The flavor of this Milk Oolong from Quangzhou is quite singular, and though I've used up my sample, I'm already wanting more.With this review, I hope to pique your interest so you might explore a rare tea that will surprise and intrigue you. I will be reviewing a pretty rare type of oolong from Quongzhou in China, the elusive creature known as the Milk Oolong.
You, Me and Tea gives rather little information about this tea on their Web site. Here's what they write:
Quongzhou Milk. Luxurious, that's what you can call this tea. It has a most unique character best described as sweet milk. It has impeccable orchid notes.Okay, not much to go on, but sounds delicious. Note to the writers for You, Me and Tea: Because the tea has such an interesting backstory, you may want to write up more complete and interesting descriptions.
As I searched about online, I discovered that two of my favorite reviewers, Cinnabar at GongfuGirl, and Troy at TeaViews, have already written eloquently about this tea. I'll quote Troy here, who did some research into what this tea is all about.
Milk Oolong, according to the common story, is the product of leaves harvested during special seasonal temperature drops. These temperature drops, one would assume, infuse the leaves with a thicker milkier sap that curdles slightly during normal Oolong processing. I have, however, heard that the flavor is actually achieved by the addition of milk during the steaming of the leaves. I put a bug in David's ear, a voracious all consuming bug, when I asked him if he could find out whether this was the case, or not. What he found was at first a chorus saying that their products were Au-natural, followed by admissions that most of the producers do add milk to “enhance” the flavor. Clear as mud, eh?Searching my memory, I do remember something about this. This is typically a limited-edition tea, because Milk Oolong can only be produced when there is a sudden drop in temperature, just at the time of the harvest. Very little of this tea can be created each year, because the conditions that give rise to this are quite rare.
Where is this tea from? Quongzhou (Guangzhou) is part of the Wuyi mountains, and has a very ancient tea culture. I'll quote from a local tourism Web site for the region.
Tea and dim sum? I'm sold. The site goes on to say that the practice of gongfu tea brewing also began in this region. Brilliant!
Lingnan's tea culture is one of the four main tea cultures in China.
Lingnan Area consists of provinces of Guangdong, Fujian and Taiwan and the Guangxi Zhuang Autonomous Region with Guangdong as its core area.
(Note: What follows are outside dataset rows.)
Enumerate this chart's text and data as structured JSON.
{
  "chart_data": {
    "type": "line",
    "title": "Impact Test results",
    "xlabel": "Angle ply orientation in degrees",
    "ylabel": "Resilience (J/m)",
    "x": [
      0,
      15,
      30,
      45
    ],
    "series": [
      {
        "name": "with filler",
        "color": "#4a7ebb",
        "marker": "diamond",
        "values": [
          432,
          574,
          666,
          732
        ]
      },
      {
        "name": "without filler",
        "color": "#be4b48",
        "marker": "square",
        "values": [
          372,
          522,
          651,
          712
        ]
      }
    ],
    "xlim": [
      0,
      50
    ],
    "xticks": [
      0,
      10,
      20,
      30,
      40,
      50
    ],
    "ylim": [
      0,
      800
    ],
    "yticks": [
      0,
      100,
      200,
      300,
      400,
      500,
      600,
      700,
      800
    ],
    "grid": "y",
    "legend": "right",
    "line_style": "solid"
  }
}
Lingnan people began planting tea in the Tang Dynasty (AD 618-907). A man called Cao Song brought some seeds of tea from northern China to Guangdong and planted them in Xiqiao Mountain. Since then, Lingnan's tea culture has become an important part of life here.
Because of the hot and humid climate, tea is a must-have daily drink for Lingnan people.
In the Ming Dynasty (1368-1644), Lingnan people started a special Cantonese-style breakfast Yam Cha, or Dim Sum, which is popular little snack steamed, deep-fried or boiled.
Filtered water, rolling boil, 2 minutes maximum, porcelain teapot.
Dry, the leaves appear green-to-black, in little wads and a fair amount of broken leaf dust in the pouch. It does have a very unusual scent, very rich and thick. I could definitely imagine this scent being associated with sweetened, condensed milk, rather than the typical green or sharp smell one gets from the teas I've been driking. It has a silky nose to it, if that makes any sense at all. In fact, if I hadn't been told that this was a tea that I was smelling, I may not have figured it out without looking. As many good oolongs do, the tea opens up into full, deep green leaves. There are high floral notes I can discern in the tea leaves, which help me pick up that aroma in the tea itself.
This tea is a pure, pale-gold tea that is clear to the bottom of the cup. The tea perfectly carries the aroma from the leaves-- rich, creamy, with the faintest bit of flower very high up in the aroma, set against the heavy thickness of the lower aroma.
For this tea, the aroma and the flavor are indivisible: like springtime irises and slightly carmelized sweet cream. One could see this flavor infused into a complicated dessert by Gale Gand. I enjoyed the tea the most when it was fairly piping hot, and liked it progressively less as it cooled in the cup.
THE SECOND, THIRD, AND FOURTH INFUSIONS
For this tea, I performed multiple steepings, and each was fully as enjoyable as the first, with even more complexity of flavor, with a faint dryness in the mouthfeel appearing for the first time, and the caramel aroma heightening.
This tea's giving just goes on, and on, and on. Third infusion, the mouthfeel is not quite as silky as before, but the taste and aroma are still bright, with that milky and floral flavor very pronounced.
I do wonder about whether this tea was soaked in some kind of milk, or if they achieved this effect completely naturally. The flavor of this Milk Oolong from Quangzhou is quite singular, and though I've used up my sample, I'm already wanting more.